The court denies Specially Appearing Defendant Greg Weitz’s (“Defendant”) Motion to Quash Service of Summons and the First Amended Complaint for Lack of Personal Jurisdiction.
Plaintiffs have met their burden to establish sufficient minimum contacts with California to warrant an exercise of specific personal jurisdiction over Defendant with regard to this lawsuit. (See Ziller Electronics Lab GmbH v. Superior Court (1988) 206 Cal.App.3d 1222, 1232-1233.) Defendant purposefully established contacts with California by forming a business here (with 25% personal ownership), becoming the CEO of that new California company (which shared a domain name and telephone number with the other companies that Defendant worked for in Florida and Georgia that were also named some iteration of “Turf Evolutions”), traveling to visit the company’s offices in California four to six times, participated in management of the California company, and purposefully established contacts with California workers that led to this wage and hour dispute.
Defendant argues that there is no purposeful availment here because his status as CEO and his status as minority shareholder does not create personal liability as an “employer” under California law. He reasons that because he cannot be responsible for the wage and hour claims made in this lawsuit, the claims do not “arise from” any contact with California. It is true that only an employer can be sued for unpaid minimum wages or overtime compensation. (Martinez v. Combs (2010) 49 Cal.4th 35, 52-63; Cal. Code Regs. tit. 8, § 11140, ¶ 2(C), (F) [employer has specific definitions that require the exercise of control].) California law does not impose personal liability on corporate officers or directors for wages owed by a corporate employer. (Reynolds v. Bement (2005) 36 Cal.4th 1075, 1085, abrogated on other grounds by Martinez v. Combs, supra, 49 Cal.4th at p. 75.)
Here, Defendant may be a joint employer. Even if Defendant is not a joint employer, he may be liable for penalties. Labor Code section 558 authorizes civil penalties against “[a]ny employer or other person acting on behalf of an employer” who causes overtime pay violations to occur (Lab.
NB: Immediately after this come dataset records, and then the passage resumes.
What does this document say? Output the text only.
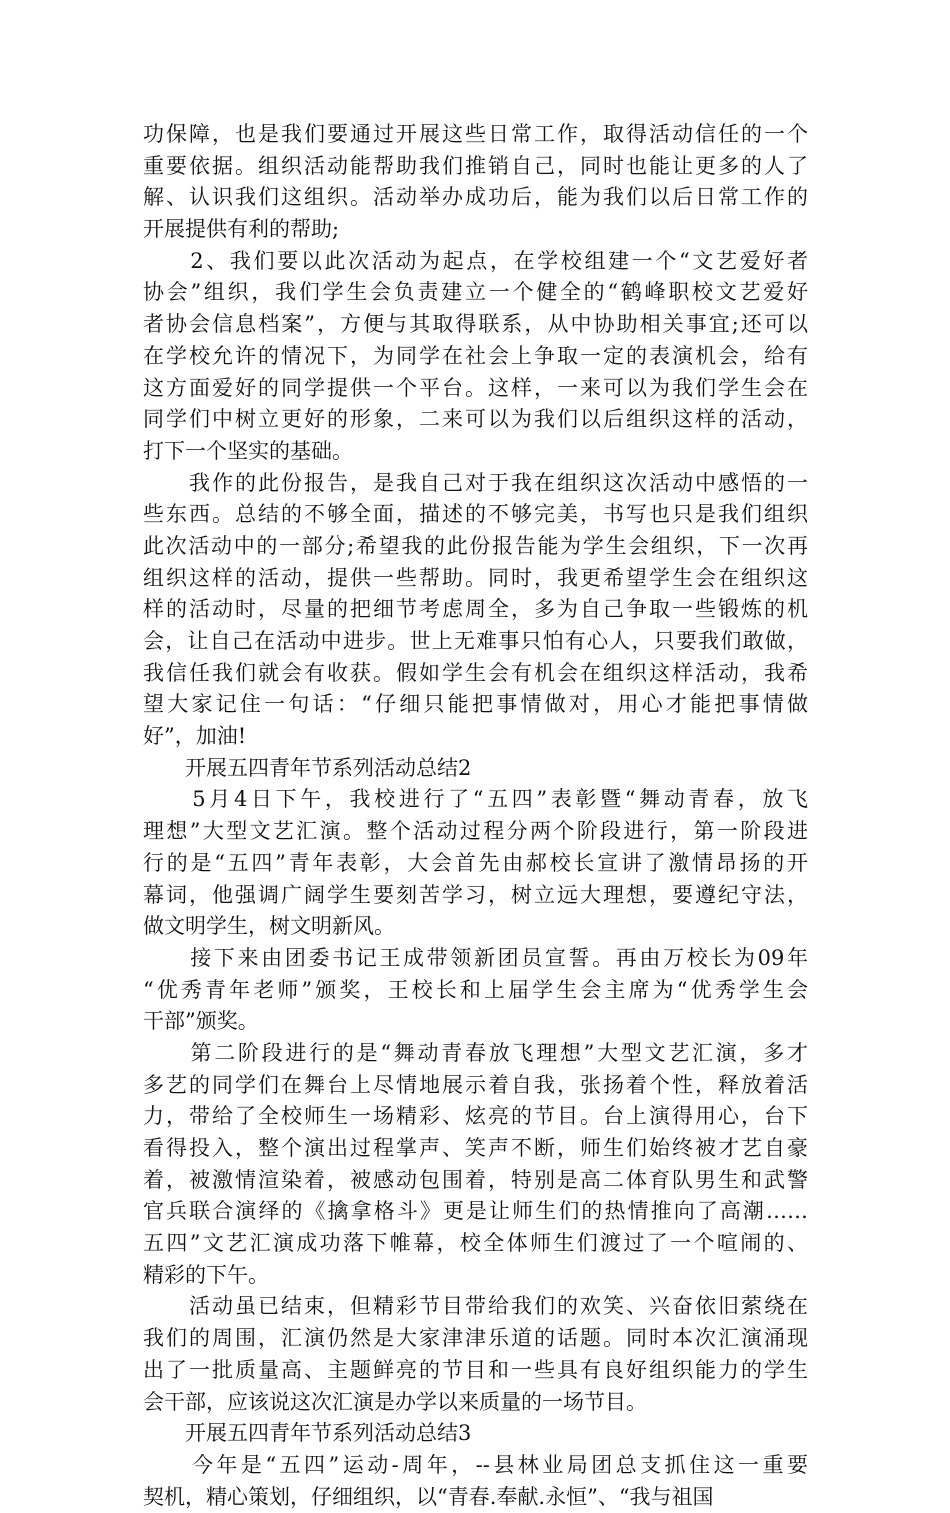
功保障，也是我们要通过开展这些日常工作，取得活动信任的一个
重要依据。组织活动能帮助我们推销自己，同时也能让更多的人了
解、认识我们这组织。活动举办成功后，能为我们以后日常工作的
开展提供有利的帮助;
　　2、我们要以此次活动为起点，在学校组建一个“文艺爱好者
协会”组织，我们学生会负责建立一个健全的“鹤峰职校文艺爱好
者协会信息档案”，方便与其取得联系，从中协助相关事宜;还可以
在学校允许的情况下，为同学在社会上争取一定的表演机会，给有
这方面爱好的同学提供一个平台。这样，一来可以为我们学生会在
同学们中树立更好的形象，二来可以为我们以后组织这样的活动，
打下一个坚实的基础。
　　我作的此份报告，是我自己对于我在组织这次活动中感悟的一
些东西。总结的不够全面，描述的不够完美，书写也只是我们组织
此次活动中的一部分;希望我的此份报告能为学生会组织，下一次再
组织这样的活动，提供一些帮助。同时，我更希望学生会在组织这
样的活动时，尽量的把细节考虑周全，多为自己争取一些锻炼的机
会，让自己在活动中进步。世上无难事只怕有心人，只要我们敢做，
我信任我们就会有收获。假如学生会有机会在组织这样活动，我希
望大家记住一句话：“仔细只能把事情做对，用心才能把事情做
好”，加油!
　　开展五四青年节系列活动总结2
　　5月4日下午，我校进行了“五四”表彰暨“舞动青春，放飞
理想”大型文艺汇演。整个活动过程分两个阶段进行，第一阶段进
行的是“五四”青年表彰，大会首先由郝校长宣讲了激情昂扬的开
幕词，他强调广阔学生要刻苦学习，树立远大理想，要遵纪守法，
做文明学生，树文明新风。
　　接下来由团委书记王成带领新团员宣誓。再由万校长为09年
“优秀青年老师”颁奖，王校长和上届学生会主席为“优秀学生会
干部”颁奖。
　　第二阶段进行的是“舞动青春放飞理想”大型文艺汇演，多才
多艺的同学们在舞台上尽情地展示着自我，张扬着个性，释放着活
力，带给了全校师生一场精彩、炫亮的节目。台上演得用心，台下
看得投入，整个演出过程掌声、笑声不断，师生们始终被才艺自豪
着，被激情渲染着，被感动包围着，特别是高二体育队男生和武警
官兵联合演绎的《擒拿格斗》更是让师生们的热情推向了高潮……
五四”文艺汇演成功落下帷幕，校全体师生们渡过了一个喧闹的、
精彩的下午。
　　活动虽已结束，但精彩节目带给我们的欢笑、兴奋依旧萦绕在
我们的周围，汇演仍然是大家津津乐道的话题。同时本次汇演涌现
出了一批质量高、主题鲜亮的节目和一些具有良好组织能力的学生
会干部，应该说这次汇演是办学以来质量的一场节目。
　　开展五四青年节系列活动总结3
　　今年是“五四”运动-周年，--县林业局团总支抓住这一重要
契机，精心策划，仔细组织，以“青春.奉献.永恒”、“我与祖国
Code, § 558, subd. (a) (emphasis added).) Further, the Labor Code authorizes civil penalties against “[a]ny employer or other person acting either individually or as an officer, agent, or employee of another person” for failure to pay minimum wages (Lab. Code, § 1197.1 (emphasis added); see Reynolds v. Bement, supra, 36 Cal.4th at p. 1089 [“aggrieved employees may . . . maintain civil actions to recover such penalties”].)
Ultimately, Defendant may not be responsible for the wage and hour violations as an “employer” or as a shareholder. But, a determination of whether there is liability, is separate and distinct from the determination of personal jurisdiction. Plaintiffs have met their burden to show Defendant’s participation in management of TurfEvolutions California. Defendant purposefully established contacts with the forum state and the claims made in this lawsuit arise from those contacts.
The burden then shifts to Defendant to show that California’s exercise of personal jurisdiction would be unreasonable. (Jewish Def. Org., Inc. v. Superior Court (1999) 72 Cal.App.4th 1045, 1054-1055.) Defendant has not met his burden.
Within 15 days after notice of ruling, Defendant Greg Weitz shall file his responsive pleading. (Code Civ. Proc., § 418.10, subd. (b).)
Plaintiffs shall give notice of the ruling.